For Codex, you can scope MCP servers to a trusted project with .codex/config.toml.

For Cursor Composer, use .cursor/mcp.json at the repository root. This is Cursor's project-level MCP config file, not the same file as Claude Code's root .mcp.json.

If you're moving project-level MCP config from Cursor, see Work with Cursor and VS Code.

Status in Conductor

Conductor can show MCP server status for Claude Code and Codex in the chat composer and the MCP status dialog. Before a session starts, the status reflects the workspace-level configuration Conductor can discover. After a session starts, the status reflects the running session.

Use Refresh status after you change MCP configuration. For Codex, Conductor opens codex mcp list in a terminal when you run the MCP command flow, because the Codex CLI expects a concrete mcp subcommand.

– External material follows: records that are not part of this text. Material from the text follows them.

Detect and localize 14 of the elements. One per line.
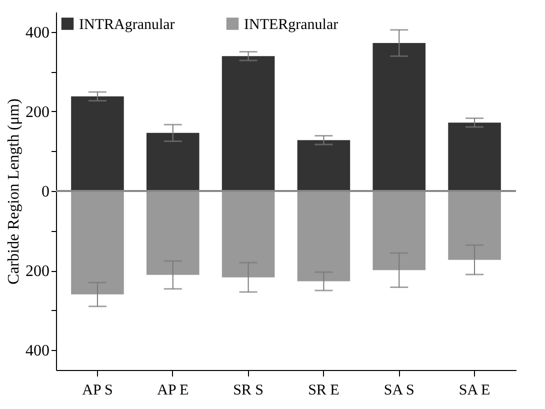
x-tick-label: SA S — [384, 382, 414, 398]
y-tick-label: 0 — [42, 184, 50, 200]
x-tick-label: AP S — [82, 382, 113, 398]
y-axis-title: Carbide Region Length (μm) — [6, 98, 22, 284]
x-tick-label: SR S — [233, 382, 264, 398]
y-tick-label: 200 — [26, 104, 50, 121]
x-tick-label: SA E — [458, 382, 490, 398]
legend-label: INTERgranular — [244, 16, 338, 33]
x-tick-label: AP E — [157, 382, 189, 398]
y-tick-label: 400 — [26, 24, 50, 42]
x-tick-label: SR E — [308, 382, 340, 398]
y-tick-label: 400 — [26, 342, 50, 360]
legend-label: INTRAgranular — [79, 16, 175, 33]
y-tick-label: 200 — [26, 263, 50, 280]
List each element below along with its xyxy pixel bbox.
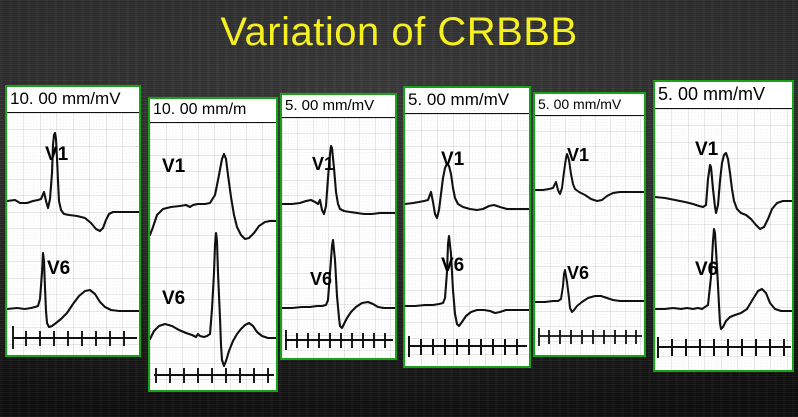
- scale-label-panel-1: 10. 00 mm/mV: [7, 87, 139, 113]
- scale-label-panel-6: 5. 00 mm/mV: [655, 82, 792, 109]
- ecg-trace-canvas-panel-2: [150, 123, 276, 390]
- lead-label-v6-panel-6: V6: [695, 259, 719, 280]
- ecg-panel-4[interactable]: 5. 00 mm/mV V1 V6: [403, 86, 531, 368]
- lead-label-v1-panel-6: V1: [695, 139, 719, 160]
- ecg-panel-3[interactable]: 5. 00 mm/mV V1 V6: [280, 93, 397, 360]
- ecg-trace-canvas-panel-3: [282, 118, 395, 358]
- scale-label-panel-4: 5. 00 mm/mV: [405, 88, 529, 114]
- page-title: Variation of CRBBB: [220, 10, 578, 54]
- ecg-panel-2[interactable]: 10. 00 mm/m V1 V6: [148, 97, 278, 392]
- ecg-trace-canvas-panel-4: [405, 114, 529, 366]
- lead-label-v6-panel-5: V6: [567, 263, 590, 283]
- lead-label-v1-panel-2: V1: [162, 156, 186, 177]
- ecg-trace-canvas-panel-5: [535, 116, 644, 355]
- lead-label-v1-panel-4: V1: [441, 149, 465, 170]
- ecg-panel-6[interactable]: 5. 00 mm/mV V1 V6: [653, 80, 794, 372]
- ecg-trace-canvas-panel-6: [655, 109, 792, 370]
- scale-label-panel-5: 5. 00 mm/mV: [535, 94, 644, 116]
- lead-label-v6-panel-3: V6: [310, 269, 333, 289]
- lead-label-v6-panel-2: V6: [162, 288, 186, 309]
- lead-label-v1-panel-1: V1: [45, 144, 69, 165]
- ecg-panel-5[interactable]: 5. 00 mm/mV V1 V6: [533, 92, 646, 357]
- lead-label-v1-panel-3: V1: [312, 154, 335, 174]
- ecg-panel-1[interactable]: 10. 00 mm/mV V1 V6: [5, 85, 141, 357]
- lead-label-v6-panel-4: V6: [441, 255, 465, 276]
- lead-label-v6-panel-1: V6: [47, 258, 71, 279]
- ecg-trace-canvas-panel-1: [7, 113, 139, 355]
- scale-label-panel-3: 5. 00 mm/mV: [282, 95, 395, 118]
- lead-label-v1-panel-5: V1: [567, 145, 590, 165]
- scale-label-panel-2: 10. 00 mm/m: [150, 99, 276, 123]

Cursor Composer MCP server status is managed in Cursor's MCP UI. Conductor-hosted Cursor sessions do not currently surface Cursor MCP server status in Conductor's MCP status UI.

Good candidates

MCP works best for tools an agent needs repeatedly, such as documentation search, issue tracking, databases, and internal APIs.

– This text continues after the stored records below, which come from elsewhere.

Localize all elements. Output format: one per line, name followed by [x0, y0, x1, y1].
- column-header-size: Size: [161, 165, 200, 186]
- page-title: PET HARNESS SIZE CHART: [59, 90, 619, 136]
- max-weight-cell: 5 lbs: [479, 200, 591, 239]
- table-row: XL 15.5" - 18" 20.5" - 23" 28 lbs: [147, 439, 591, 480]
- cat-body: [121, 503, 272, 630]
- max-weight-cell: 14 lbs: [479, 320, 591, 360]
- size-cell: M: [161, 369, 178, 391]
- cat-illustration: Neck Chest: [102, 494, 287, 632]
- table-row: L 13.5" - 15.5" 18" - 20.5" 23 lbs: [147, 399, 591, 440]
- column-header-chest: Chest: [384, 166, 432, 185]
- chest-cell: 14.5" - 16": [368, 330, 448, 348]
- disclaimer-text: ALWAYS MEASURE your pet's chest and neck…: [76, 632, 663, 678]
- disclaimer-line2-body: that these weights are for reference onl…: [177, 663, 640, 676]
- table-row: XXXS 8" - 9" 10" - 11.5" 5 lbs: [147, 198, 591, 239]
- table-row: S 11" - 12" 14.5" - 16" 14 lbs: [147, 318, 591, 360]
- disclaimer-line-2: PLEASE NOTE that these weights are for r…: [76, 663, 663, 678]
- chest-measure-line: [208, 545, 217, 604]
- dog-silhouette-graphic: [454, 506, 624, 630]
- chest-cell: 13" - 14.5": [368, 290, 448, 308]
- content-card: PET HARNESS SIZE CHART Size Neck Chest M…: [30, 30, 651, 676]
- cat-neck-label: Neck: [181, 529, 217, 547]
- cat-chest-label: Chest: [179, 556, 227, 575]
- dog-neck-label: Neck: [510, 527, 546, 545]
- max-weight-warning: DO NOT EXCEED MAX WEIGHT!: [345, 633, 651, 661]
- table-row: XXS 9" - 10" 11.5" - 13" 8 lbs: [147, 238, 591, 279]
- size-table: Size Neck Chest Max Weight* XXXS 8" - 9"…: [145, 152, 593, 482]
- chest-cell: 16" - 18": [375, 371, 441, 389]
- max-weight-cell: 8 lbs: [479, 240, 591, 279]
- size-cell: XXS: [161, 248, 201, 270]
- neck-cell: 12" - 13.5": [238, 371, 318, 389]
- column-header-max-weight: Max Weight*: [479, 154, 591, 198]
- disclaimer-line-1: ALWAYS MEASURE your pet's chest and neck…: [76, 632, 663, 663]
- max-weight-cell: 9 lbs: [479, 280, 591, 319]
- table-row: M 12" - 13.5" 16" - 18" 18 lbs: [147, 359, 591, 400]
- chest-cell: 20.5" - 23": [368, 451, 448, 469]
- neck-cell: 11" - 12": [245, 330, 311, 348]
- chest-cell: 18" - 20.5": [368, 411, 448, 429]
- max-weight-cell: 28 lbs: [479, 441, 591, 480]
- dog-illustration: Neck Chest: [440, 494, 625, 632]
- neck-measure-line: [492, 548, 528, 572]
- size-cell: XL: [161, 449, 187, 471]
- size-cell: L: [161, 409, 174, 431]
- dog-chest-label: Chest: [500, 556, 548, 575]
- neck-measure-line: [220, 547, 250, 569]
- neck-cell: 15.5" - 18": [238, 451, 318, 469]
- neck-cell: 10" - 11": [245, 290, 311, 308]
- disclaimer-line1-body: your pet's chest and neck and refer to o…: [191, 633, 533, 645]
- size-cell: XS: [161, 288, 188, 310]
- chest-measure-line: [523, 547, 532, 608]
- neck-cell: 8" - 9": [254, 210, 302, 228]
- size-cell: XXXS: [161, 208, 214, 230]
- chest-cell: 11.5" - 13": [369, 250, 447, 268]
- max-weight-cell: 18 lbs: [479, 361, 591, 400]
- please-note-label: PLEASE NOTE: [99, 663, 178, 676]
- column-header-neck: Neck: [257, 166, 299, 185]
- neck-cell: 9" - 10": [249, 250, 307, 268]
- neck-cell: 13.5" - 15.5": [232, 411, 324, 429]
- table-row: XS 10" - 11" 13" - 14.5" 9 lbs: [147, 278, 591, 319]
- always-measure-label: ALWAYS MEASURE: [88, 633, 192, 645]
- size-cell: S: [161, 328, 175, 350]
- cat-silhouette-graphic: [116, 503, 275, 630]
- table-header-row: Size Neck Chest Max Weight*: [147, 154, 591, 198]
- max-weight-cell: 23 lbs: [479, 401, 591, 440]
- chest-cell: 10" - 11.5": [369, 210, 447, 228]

Common examples include Context7 for documentation search and Linear for issue management.

Security and privacy

MCP servers can run local commands, read local data, and send data to external services depending on the server you configure. Review the server command, requested credentials, and tool list before adding it.

For local MCP servers, prefer trusted packages or local code you control. The official MCP security best practices recommend clear consent before running local server commands and warn that local MCP servers run with the user's privileges unless sandboxed.

Enterprise data privacy disables custom MCP servers. See Security and permissions.